Abstract:To solve its task, a robot needs to have the ability to interpret its perceptions. In vision, this interpretation is particularly difficult and relies on the understanding of the structure of the scene, at least to the extent of its task and sensorimotor abilities. A robot with the ability to build and adapt this interpretation process according to its own tasks and capabilities would push away the limits of what robots can achieve in a non controlled environment. A solution is to provide the robot with processes to build such representations that are not specific to an environment or a situation. A lot of works focus on objects segmentation, recognition and manipulation. Defining an object solely on the basis of its visual appearance is challenging given the wide range of possible objects and environments. Therefore, current works make simplifying assumptions about the structure of a scene. Such assumptions reduce the adaptivity of the object extraction process to the environments in which the assumption holds.

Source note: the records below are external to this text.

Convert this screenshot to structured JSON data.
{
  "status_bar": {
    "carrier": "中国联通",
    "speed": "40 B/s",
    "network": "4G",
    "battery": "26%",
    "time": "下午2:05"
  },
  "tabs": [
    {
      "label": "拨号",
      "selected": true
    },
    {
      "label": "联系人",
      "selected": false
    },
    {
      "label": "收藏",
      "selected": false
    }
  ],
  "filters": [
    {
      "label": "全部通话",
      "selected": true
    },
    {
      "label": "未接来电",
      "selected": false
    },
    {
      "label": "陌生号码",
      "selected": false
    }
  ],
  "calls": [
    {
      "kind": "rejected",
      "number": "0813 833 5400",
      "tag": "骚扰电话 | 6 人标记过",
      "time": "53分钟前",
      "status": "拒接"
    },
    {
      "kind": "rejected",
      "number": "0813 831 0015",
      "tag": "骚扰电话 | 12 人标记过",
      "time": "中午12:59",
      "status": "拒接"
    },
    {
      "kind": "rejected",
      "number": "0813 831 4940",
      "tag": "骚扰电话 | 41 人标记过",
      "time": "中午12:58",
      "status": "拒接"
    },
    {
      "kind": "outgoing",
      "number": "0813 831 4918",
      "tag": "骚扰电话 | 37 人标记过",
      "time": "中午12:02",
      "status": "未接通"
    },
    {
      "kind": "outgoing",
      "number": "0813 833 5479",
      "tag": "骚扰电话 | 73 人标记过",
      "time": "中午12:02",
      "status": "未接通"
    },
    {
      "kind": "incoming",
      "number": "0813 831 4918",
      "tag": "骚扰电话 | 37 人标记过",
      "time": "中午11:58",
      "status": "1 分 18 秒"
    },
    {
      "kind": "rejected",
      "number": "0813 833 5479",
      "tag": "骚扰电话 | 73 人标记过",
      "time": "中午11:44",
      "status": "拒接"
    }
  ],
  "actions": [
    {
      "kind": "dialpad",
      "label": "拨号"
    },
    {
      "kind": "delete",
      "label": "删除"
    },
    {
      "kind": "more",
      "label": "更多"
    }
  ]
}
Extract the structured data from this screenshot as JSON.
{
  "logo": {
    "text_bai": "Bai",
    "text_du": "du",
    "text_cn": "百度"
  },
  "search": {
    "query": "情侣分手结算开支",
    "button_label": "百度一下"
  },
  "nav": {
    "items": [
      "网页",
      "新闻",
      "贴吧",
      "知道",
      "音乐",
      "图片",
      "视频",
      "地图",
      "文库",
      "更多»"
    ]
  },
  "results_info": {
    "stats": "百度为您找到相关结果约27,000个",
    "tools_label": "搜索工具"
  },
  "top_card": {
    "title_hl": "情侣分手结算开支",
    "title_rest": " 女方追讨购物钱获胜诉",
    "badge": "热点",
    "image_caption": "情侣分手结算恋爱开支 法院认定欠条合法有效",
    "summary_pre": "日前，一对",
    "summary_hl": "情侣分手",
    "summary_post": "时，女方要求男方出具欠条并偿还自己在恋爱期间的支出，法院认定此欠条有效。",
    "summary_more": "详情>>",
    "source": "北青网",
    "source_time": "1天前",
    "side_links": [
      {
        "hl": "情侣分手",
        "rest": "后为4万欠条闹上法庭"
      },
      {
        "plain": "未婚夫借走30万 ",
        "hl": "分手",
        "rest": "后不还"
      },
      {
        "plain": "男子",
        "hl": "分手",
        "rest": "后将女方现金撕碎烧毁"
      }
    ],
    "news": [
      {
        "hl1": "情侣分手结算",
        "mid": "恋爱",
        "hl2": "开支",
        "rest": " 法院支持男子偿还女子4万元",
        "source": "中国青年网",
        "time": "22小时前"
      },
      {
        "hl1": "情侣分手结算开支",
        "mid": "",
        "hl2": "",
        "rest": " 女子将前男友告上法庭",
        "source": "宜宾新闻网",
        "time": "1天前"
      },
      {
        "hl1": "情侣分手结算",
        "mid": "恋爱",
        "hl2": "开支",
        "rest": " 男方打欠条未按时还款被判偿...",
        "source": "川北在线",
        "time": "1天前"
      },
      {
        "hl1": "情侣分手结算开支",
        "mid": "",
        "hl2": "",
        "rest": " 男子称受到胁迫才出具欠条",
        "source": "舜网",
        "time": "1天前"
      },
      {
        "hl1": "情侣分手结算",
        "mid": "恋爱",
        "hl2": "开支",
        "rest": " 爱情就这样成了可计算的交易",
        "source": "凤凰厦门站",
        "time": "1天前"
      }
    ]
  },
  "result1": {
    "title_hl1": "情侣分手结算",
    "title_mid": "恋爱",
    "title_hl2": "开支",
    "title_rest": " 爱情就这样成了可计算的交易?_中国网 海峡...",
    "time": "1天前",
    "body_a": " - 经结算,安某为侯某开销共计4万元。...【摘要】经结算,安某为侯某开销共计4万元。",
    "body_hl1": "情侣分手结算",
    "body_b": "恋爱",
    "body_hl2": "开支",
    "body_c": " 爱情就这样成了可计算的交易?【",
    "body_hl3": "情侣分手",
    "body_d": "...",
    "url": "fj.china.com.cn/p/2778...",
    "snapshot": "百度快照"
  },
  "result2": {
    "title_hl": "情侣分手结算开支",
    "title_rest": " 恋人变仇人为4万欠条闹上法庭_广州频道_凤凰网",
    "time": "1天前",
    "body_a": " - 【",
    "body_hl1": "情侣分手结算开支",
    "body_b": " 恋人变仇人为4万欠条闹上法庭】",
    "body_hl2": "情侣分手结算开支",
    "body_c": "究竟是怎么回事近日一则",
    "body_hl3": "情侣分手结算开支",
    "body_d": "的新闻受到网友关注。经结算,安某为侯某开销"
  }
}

To limit such assumptions, we introduce an exploration method aimed at identifying moveable elements in a scene without considering the concept of object. By using the interactive perception framework, we aim at bootstrapping the acquisition process of a representation of the environment with a minimum of context specific assumptions. The robotic system builds a perceptual map called relevance map which indicates the moveable parts of the current scene. A classifier is trained online to predict the category of each region (moveable or non-moveable). It is also used to select a region with which to interact, with the goal of minimizing the uncertainty of the classification. A specific classifier is introduced to fit these needs: the collaborative mixture models classifier. The method is tested on a set of scenarios of increasing complexity, using both simulations and a PR2 robot.